When supper was over, the two sailors of the Armed Guard attached to the ship went out on deck for a breath of evening air. It was just after sundown, a clean calm rested upon the monstrous plain of the sea; one golden star shone tranquil and lonely in the west. The convoy was almost at the border of the zone. To the left the lads could see the twin funnels of the big grain ship; the tattered, befouled horse boat, the little, rolling tramp said to be full of T.N.T., and the long low bulks and squat houses of the two tanks.
"Whoever's on that tramp is some bird at signals," said the bigger of the boys, my friend "Pop." "Generally starts to answer my signal before I'm through. Know who's aboard her, Robbie?"
"I think it's that big new guy from the Pennsylvania" answered Robbie, meditatively.
"Dalton's on the horse boat, isn't he?"
"Sure, either he or Ricci. Pete Johnson's on the first tank, and that fresh little Rogers guy's on the other."
There was a pause. Pop spat with unction over the side.

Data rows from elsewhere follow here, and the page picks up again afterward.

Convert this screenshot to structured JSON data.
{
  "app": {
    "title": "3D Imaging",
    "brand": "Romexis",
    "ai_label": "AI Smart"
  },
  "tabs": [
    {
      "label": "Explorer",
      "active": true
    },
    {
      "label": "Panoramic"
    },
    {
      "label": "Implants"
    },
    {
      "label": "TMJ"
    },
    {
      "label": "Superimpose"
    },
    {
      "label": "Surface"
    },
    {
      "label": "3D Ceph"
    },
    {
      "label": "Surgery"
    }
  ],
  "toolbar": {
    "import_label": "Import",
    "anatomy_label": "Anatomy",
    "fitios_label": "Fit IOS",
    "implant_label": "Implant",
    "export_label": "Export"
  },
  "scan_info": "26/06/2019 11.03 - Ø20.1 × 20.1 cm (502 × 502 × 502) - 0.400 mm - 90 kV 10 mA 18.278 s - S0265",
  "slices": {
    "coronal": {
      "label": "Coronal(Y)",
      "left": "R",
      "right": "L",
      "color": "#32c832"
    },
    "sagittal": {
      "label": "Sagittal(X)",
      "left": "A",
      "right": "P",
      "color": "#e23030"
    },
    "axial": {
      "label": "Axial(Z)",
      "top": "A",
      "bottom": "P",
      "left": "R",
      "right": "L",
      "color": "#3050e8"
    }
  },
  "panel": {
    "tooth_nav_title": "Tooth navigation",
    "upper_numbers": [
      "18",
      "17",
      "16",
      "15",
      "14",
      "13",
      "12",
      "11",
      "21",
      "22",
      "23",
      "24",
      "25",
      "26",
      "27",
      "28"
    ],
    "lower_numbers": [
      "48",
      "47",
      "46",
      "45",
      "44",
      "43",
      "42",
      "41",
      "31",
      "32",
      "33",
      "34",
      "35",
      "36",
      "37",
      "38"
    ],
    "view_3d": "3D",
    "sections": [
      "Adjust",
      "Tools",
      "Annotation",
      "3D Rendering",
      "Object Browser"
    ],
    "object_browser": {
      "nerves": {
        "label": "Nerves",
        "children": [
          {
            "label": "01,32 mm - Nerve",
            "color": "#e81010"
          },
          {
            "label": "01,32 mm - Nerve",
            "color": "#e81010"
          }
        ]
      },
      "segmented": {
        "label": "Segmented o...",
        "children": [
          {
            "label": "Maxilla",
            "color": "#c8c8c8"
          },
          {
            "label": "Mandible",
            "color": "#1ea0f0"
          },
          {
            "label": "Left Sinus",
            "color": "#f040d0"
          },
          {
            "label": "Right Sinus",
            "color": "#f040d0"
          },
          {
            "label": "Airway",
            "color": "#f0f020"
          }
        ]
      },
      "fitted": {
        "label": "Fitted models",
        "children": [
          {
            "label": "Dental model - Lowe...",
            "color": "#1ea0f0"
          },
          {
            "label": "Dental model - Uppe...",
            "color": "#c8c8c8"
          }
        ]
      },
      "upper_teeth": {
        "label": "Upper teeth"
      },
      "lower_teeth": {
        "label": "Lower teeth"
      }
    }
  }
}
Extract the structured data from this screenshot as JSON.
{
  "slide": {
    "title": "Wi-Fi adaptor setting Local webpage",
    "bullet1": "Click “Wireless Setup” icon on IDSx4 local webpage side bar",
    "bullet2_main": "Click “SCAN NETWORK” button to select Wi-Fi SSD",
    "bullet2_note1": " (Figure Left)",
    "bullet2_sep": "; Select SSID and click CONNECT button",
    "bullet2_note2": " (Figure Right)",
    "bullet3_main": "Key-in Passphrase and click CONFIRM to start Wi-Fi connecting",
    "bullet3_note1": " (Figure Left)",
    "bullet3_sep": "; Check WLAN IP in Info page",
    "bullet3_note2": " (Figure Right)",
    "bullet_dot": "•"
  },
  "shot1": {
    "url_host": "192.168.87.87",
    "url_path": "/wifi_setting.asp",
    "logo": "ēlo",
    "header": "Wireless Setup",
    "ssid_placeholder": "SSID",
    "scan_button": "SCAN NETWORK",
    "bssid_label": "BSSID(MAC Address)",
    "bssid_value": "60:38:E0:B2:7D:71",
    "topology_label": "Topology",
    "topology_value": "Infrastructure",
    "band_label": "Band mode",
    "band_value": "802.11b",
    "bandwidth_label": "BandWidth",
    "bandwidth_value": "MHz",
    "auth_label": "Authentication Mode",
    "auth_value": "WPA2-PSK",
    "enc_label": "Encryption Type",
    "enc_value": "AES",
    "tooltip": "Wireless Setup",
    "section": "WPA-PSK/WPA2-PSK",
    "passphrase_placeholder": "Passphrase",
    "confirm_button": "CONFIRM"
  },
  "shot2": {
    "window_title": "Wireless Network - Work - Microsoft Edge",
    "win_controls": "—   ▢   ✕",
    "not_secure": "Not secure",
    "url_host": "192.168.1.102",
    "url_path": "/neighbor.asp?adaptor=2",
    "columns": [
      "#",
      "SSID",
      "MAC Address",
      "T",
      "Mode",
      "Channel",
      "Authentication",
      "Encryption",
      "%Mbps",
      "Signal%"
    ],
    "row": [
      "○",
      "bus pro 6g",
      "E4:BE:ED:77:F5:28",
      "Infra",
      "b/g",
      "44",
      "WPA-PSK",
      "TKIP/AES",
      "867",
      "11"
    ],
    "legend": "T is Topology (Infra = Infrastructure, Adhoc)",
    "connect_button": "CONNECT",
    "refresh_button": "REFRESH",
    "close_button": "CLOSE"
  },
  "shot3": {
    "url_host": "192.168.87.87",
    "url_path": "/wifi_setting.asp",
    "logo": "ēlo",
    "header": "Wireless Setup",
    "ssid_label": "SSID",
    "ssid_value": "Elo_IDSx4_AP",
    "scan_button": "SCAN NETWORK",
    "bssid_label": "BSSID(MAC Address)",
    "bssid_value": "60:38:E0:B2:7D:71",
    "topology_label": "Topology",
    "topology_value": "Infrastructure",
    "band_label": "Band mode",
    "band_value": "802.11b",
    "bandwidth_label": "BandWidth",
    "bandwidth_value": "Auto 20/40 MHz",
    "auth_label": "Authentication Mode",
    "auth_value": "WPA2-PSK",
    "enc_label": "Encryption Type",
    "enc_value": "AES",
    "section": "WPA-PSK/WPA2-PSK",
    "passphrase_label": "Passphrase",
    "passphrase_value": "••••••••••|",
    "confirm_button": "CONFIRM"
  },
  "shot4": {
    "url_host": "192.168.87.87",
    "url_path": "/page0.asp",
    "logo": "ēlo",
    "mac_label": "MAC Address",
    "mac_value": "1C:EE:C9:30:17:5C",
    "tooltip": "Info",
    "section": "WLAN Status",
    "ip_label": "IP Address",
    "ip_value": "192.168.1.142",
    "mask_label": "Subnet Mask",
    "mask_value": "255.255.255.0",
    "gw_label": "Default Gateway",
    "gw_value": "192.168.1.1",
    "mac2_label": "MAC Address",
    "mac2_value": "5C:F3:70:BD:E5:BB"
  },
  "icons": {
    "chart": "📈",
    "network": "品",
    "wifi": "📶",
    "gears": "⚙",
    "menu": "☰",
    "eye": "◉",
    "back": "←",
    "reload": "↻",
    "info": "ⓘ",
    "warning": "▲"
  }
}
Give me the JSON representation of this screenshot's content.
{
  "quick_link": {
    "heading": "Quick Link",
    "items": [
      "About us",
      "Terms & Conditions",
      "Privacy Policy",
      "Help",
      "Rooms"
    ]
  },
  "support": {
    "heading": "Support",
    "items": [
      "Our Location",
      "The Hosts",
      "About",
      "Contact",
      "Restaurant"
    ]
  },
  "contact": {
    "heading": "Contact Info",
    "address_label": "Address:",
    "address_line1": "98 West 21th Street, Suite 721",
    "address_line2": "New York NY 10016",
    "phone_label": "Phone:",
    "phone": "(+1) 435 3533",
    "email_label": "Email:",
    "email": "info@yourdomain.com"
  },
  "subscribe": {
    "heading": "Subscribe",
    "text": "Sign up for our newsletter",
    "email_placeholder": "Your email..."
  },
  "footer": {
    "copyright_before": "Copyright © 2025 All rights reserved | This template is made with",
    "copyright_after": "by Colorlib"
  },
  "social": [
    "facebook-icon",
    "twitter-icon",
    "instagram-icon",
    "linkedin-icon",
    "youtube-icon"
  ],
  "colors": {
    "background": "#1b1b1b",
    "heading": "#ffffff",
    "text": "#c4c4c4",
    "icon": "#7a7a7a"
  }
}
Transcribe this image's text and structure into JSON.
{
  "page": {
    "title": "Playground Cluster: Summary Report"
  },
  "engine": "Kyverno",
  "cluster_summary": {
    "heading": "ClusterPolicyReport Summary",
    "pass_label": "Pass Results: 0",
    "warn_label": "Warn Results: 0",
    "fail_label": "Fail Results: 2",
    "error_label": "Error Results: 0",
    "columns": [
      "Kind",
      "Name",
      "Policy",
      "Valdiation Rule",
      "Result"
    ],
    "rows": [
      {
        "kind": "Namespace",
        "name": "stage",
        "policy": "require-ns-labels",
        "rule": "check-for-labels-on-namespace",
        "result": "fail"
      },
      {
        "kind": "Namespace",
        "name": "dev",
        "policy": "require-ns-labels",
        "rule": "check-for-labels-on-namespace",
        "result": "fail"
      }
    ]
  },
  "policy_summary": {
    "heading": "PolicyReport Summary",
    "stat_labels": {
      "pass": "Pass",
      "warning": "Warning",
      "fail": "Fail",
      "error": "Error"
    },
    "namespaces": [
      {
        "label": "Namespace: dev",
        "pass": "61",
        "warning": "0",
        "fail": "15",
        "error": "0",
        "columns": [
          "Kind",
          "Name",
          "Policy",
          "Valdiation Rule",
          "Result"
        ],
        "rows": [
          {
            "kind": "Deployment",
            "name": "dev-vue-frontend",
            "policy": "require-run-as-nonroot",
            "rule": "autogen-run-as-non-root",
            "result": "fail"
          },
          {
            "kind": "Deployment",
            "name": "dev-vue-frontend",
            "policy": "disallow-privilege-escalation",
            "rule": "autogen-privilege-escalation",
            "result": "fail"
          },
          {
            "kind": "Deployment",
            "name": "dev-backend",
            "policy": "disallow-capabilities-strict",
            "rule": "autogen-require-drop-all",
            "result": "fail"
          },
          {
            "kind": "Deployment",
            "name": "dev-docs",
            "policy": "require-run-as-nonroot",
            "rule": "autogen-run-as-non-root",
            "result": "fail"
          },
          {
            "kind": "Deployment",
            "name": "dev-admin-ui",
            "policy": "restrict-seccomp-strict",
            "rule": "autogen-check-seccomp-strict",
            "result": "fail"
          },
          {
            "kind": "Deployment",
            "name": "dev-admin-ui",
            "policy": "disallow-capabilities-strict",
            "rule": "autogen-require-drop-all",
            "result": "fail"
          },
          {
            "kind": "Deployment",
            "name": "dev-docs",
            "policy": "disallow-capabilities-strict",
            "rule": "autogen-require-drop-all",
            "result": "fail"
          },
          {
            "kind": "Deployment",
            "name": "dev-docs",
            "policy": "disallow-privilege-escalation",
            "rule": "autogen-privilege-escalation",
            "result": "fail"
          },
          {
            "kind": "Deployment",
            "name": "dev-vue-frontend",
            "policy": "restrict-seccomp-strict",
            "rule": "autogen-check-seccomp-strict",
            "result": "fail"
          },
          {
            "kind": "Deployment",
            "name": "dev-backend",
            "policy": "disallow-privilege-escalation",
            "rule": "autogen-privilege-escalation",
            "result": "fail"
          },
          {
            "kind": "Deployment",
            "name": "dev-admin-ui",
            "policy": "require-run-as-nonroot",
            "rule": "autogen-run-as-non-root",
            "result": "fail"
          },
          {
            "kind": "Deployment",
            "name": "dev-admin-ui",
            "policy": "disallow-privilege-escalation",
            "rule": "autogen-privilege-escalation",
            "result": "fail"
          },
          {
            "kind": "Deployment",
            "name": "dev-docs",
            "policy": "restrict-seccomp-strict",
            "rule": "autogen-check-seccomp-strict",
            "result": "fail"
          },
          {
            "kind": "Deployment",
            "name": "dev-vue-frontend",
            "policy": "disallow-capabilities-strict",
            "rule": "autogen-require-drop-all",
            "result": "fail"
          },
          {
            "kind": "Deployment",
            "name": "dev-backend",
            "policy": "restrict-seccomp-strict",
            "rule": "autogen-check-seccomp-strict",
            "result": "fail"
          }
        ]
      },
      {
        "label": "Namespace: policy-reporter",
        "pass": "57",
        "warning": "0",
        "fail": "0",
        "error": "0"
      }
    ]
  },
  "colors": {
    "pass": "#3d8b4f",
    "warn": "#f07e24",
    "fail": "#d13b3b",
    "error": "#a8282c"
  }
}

Suddenly their vessel entered a fog bank, passing through a detached island or two of it before plunging on into the central mass. The convoy instantly faded from sight. Every now and then, out of the wall of grey ahead, a little swirl of fog detached itself, and floating down the darkening deck, melted into the opaque obscurity behind. Drops of moisture began to gather on the lower surface of the brass rails of the companion ways; wires grew slippery to the touch; little worm-like trails of over-laden drops slid mechanically down sloping surfaces. The fog, thickening, flowed alongside like a vaporous current. Overhead, however, the sky was fairly clear, though the greater stars shone aureoled and pale. There was very little sound, merely the steady hissing of the calm water alongside, occasional voices heard in a tone of consultation,—the heavy slam of a door. An hour passed. The fog showed no sign of lifting, seeming rather to become of denser substance with the dark. Pop was glad that there was no ship following directly behind, and wondered if the others were dragging fog buoys. The ship's bell rang muffled and morne in the fog. Suddenly, out of the clinging darkness, out of the oppressive obscurity, there came, momentary, brazen, and incredibly distant a dull and muffled sound. So far away and mysterious was its source that the sound might have been imagined as coming from the dark beyond the stars. An instant later, as if the only purpose of its mysterious existence had been to sink a tanker, the fog melted into the night, and a little wind, a little, timid, trembling breath brushed the great plume of smoke from the funnel lightly aside. A bright starlit night came into being as if by enchantment, as if created out of the fog by the intervention of divine will.